When I was young, I had a brief, sharp exchange with my father about dancing.
“What’s the purpose of it, anyway?” he asked.
“Fun,” I said, “just for fun.”
“Fun,” he almost shouted (he was usually a quiet-spoken man), “the Apostle Paul didn’t teach having fun!”
It was a well-kept secret from me as I grew up that the spiritual life could be a pleasure. The church taught a rigid separation from the world and the world’s pleasures. Even though in our morning family worship we often sang,
“His yoke is easy, his burden is light,” my parents lived and passed on to me the burdensome yoke as the church taught. It wasn’t until I hit my thirties and a major life crisis that I got desperate enough to set out on a different spiritual path where I discovered pleasure. Not only was Christianity about bearing the cross; working hard at being good; practicing prayer, Bible reading, church attendance, tithing, and church regulations; and struggling with sin, it was even more about grace, forgiveness, freedom, healing, adventure, and joy. Being happy wasn’t important, I was taught, being faithful was. I wouldn’t be able to count the many Sunday School discussions I heard that ended
up solemnly restating the fact that we were faithful, not happy. And the difference between joy and happiness is that joy is down in our hearts—deep down—and happiness is merely what shows or doesn’t show in our faces and behavior.

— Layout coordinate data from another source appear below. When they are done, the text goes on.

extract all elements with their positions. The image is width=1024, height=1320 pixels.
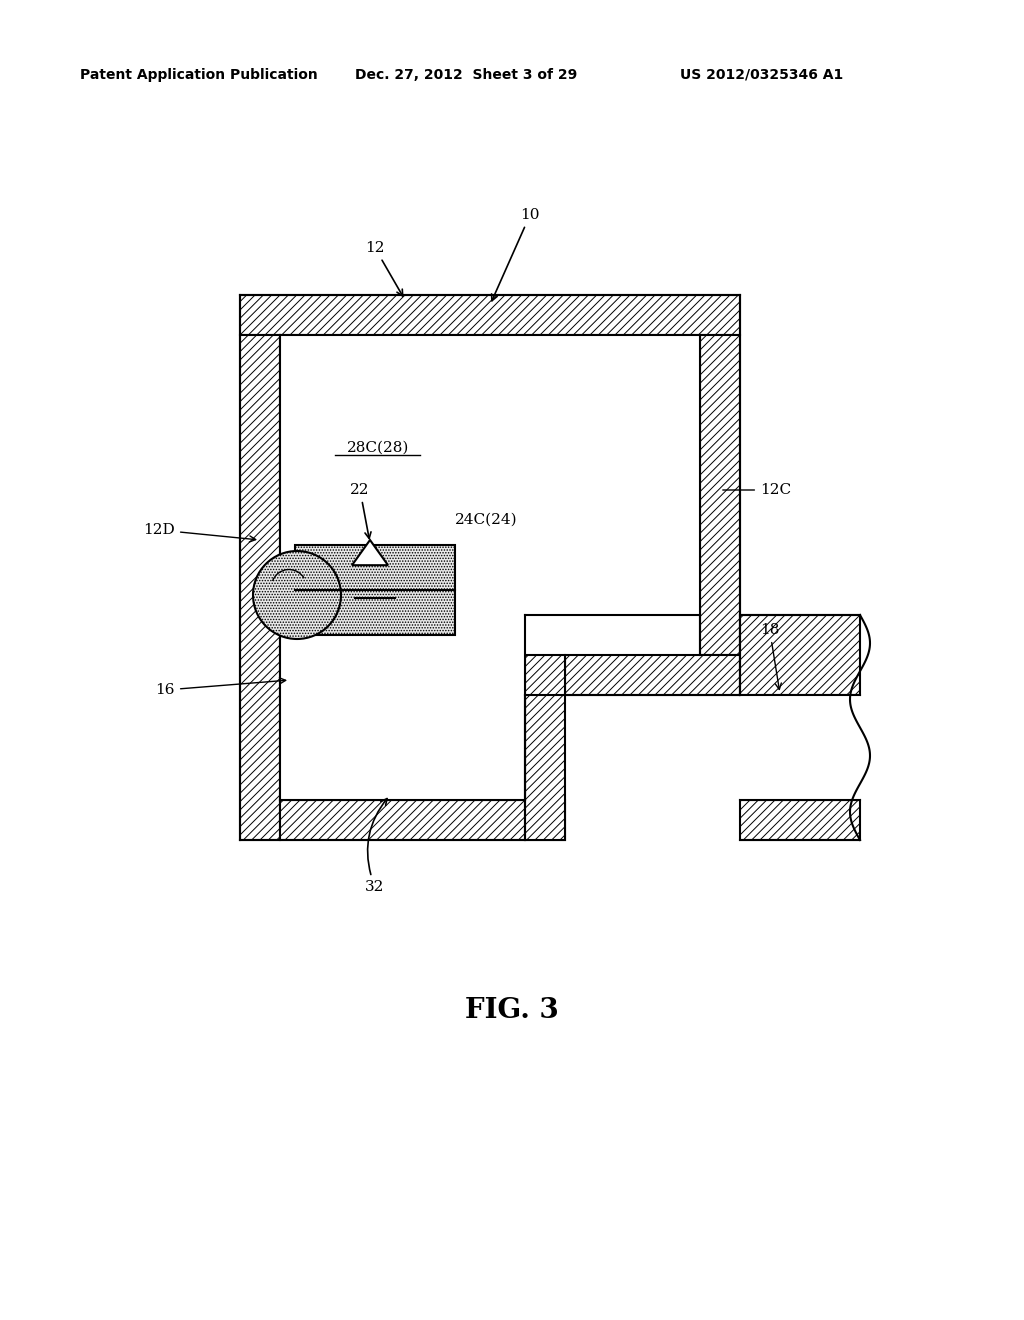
Text: 16: 16 bbox=[156, 677, 286, 697]
Text: 32: 32 bbox=[366, 799, 387, 894]
Text: US 2012/0325346 A1: US 2012/0325346 A1 bbox=[680, 69, 843, 82]
Text: 28C(28): 28C(28) bbox=[347, 441, 410, 455]
Bar bbox=[280, 615, 525, 800]
Bar bbox=[240, 335, 280, 840]
Text: Dec. 27, 2012  Sheet 3 of 29: Dec. 27, 2012 Sheet 3 of 29 bbox=[355, 69, 578, 82]
Bar bbox=[240, 294, 740, 335]
Bar bbox=[280, 800, 565, 840]
Text: 12D: 12D bbox=[143, 523, 256, 543]
Bar bbox=[295, 545, 455, 635]
Text: FIG. 3: FIG. 3 bbox=[465, 997, 559, 1023]
Text: 10: 10 bbox=[492, 209, 540, 301]
Bar bbox=[740, 800, 860, 840]
Text: Patent Application Publication: Patent Application Publication bbox=[80, 69, 317, 82]
Bar bbox=[740, 696, 860, 800]
Bar bbox=[525, 655, 565, 840]
Circle shape bbox=[253, 550, 341, 639]
Text: 24C(24): 24C(24) bbox=[455, 513, 517, 527]
Bar bbox=[295, 545, 455, 635]
Text: 12C: 12C bbox=[723, 483, 792, 498]
Text: 18: 18 bbox=[760, 623, 781, 689]
Bar bbox=[700, 335, 740, 655]
Text: 22: 22 bbox=[350, 483, 371, 539]
Text: 12: 12 bbox=[366, 242, 402, 296]
Bar bbox=[740, 615, 860, 696]
Bar bbox=[565, 655, 740, 696]
Polygon shape bbox=[352, 540, 388, 565]
Bar bbox=[280, 335, 700, 615]
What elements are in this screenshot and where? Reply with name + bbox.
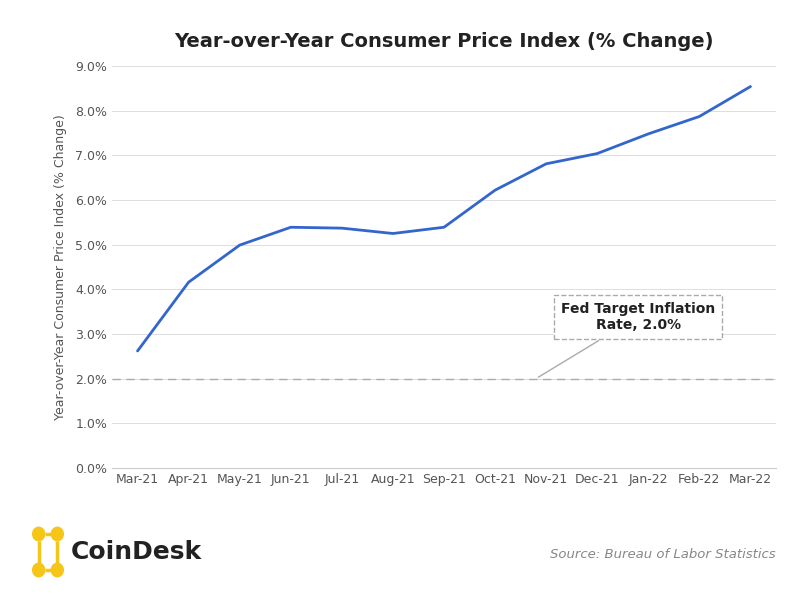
Text: CoinDesk: CoinDesk bbox=[70, 540, 202, 564]
Text: Source: Bureau of Labor Statistics: Source: Bureau of Labor Statistics bbox=[550, 548, 776, 562]
Text: Fed Target Inflation
Rate, 2.0%: Fed Target Inflation Rate, 2.0% bbox=[538, 302, 715, 377]
Y-axis label: Year-over-Year Consumer Price Index (% Change): Year-over-Year Consumer Price Index (% C… bbox=[54, 114, 67, 420]
Circle shape bbox=[51, 563, 63, 577]
Circle shape bbox=[33, 527, 45, 541]
Circle shape bbox=[51, 527, 63, 541]
Title: Year-over-Year Consumer Price Index (% Change): Year-over-Year Consumer Price Index (% C… bbox=[174, 32, 714, 50]
Circle shape bbox=[33, 563, 45, 577]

In the many years since the beginning of my discovery of pleasure as a treasure of the spiritual life, I’ve found that the way of my childhood church and parents was also true indeed—true as one part of the reality. The whole of Christian faith was truer when the missing pieces were included.

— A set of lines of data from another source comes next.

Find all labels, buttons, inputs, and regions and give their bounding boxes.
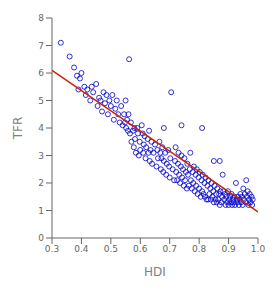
- svg-text:3: 3: [38, 151, 44, 161]
- svg-text:1.0: 1.0: [251, 244, 266, 254]
- svg-text:0.4: 0.4: [74, 244, 89, 254]
- svg-text:0.8: 0.8: [192, 244, 207, 254]
- svg-text:0.3: 0.3: [45, 244, 59, 254]
- svg-text:2: 2: [38, 178, 44, 188]
- svg-text:0.9: 0.9: [221, 244, 236, 254]
- svg-text:0.6: 0.6: [133, 244, 148, 254]
- svg-text:0.5: 0.5: [104, 244, 118, 254]
- svg-text:8: 8: [38, 13, 44, 23]
- svg-text:TFR: TFR: [11, 117, 25, 141]
- svg-text:1: 1: [38, 206, 44, 216]
- svg-text:0.7: 0.7: [163, 244, 177, 254]
- svg-text:5: 5: [38, 96, 44, 106]
- svg-text:HDI: HDI: [144, 265, 166, 279]
- svg-text:7: 7: [38, 41, 44, 51]
- svg-text:4: 4: [38, 123, 44, 133]
- svg-text:6: 6: [38, 68, 44, 78]
- svg-text:0: 0: [38, 233, 44, 243]
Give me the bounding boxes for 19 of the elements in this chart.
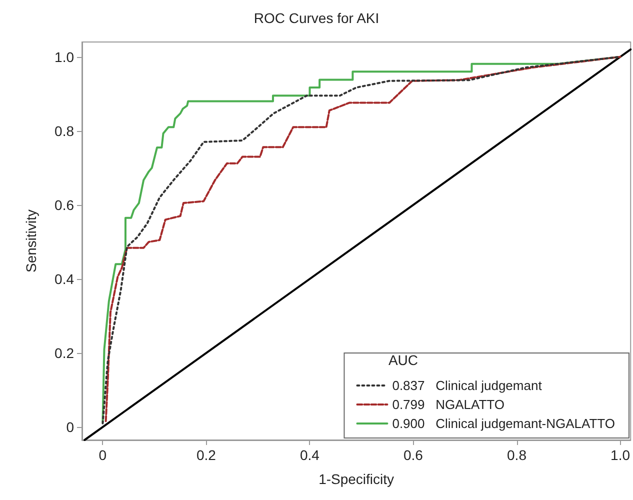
legend-label: 0.799 NGALATTO [392,397,504,412]
y-tick-label: 0.2 [54,344,74,361]
x-tick-label: 0.4 [300,447,320,463]
x-tick-label: 0 [98,447,107,463]
x-axis-title: 1-Specificity [318,471,394,487]
x-tick-label: 1.0 [610,447,630,463]
y-axis-title: Sensitivity [23,209,39,273]
chart-title: ROC Curves for AKI [254,10,380,26]
y-tick-label: 0.8 [54,122,74,139]
y-tick-label: 0.6 [54,196,74,213]
legend-title: AUC [388,352,418,368]
x-tick-label: 0.8 [507,447,527,463]
x-tick-label: 0.2 [196,447,216,463]
legend-label: 0.900 Clinical judgemant-NGALATTO [392,416,616,431]
y-tick-label: 0 [66,419,74,436]
legend-label: 0.837 Clinical judgemant [392,378,542,393]
y-tick-label: 1.0 [54,48,74,65]
y-tick-label: 0.4 [54,270,74,287]
x-tick-label: 0.6 [404,447,424,463]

And so I set down here some places in life as I have lived and observed them, and the flow, back and forth, of these places with the treasure of the spiritual life. My goal is to be whole in body, mind, and spirit, and to see all of life with the eyes of faith. My parents very likely enjoyed their faith experiences in ways I didn’t notice. My father, at ninety-six, had become astonishingly freer and more able to accept new understandings of the Bible and the changes in the church.
I don’t want to write a book burbling and bubbling that the life of a Christian is one glorious balloon ride. We all know it isn’t, and pretending doesn’t make it so. I choose to believe and affirm with the Psalmist (16:11): God, “You show me the path of life. In your presence is fullness of joy; in
your right hand are pleasures forevermore.”
What is the spiritual life as I define it? Simply giving oneself wholly to God and God’s presence in one’s life. If it is as genuinely and fully given as is possible, the journey has begun, the adventure is unfolding, and pleasure seeded into treasure will be springing up like notes of a song just too irresistible not to dance to.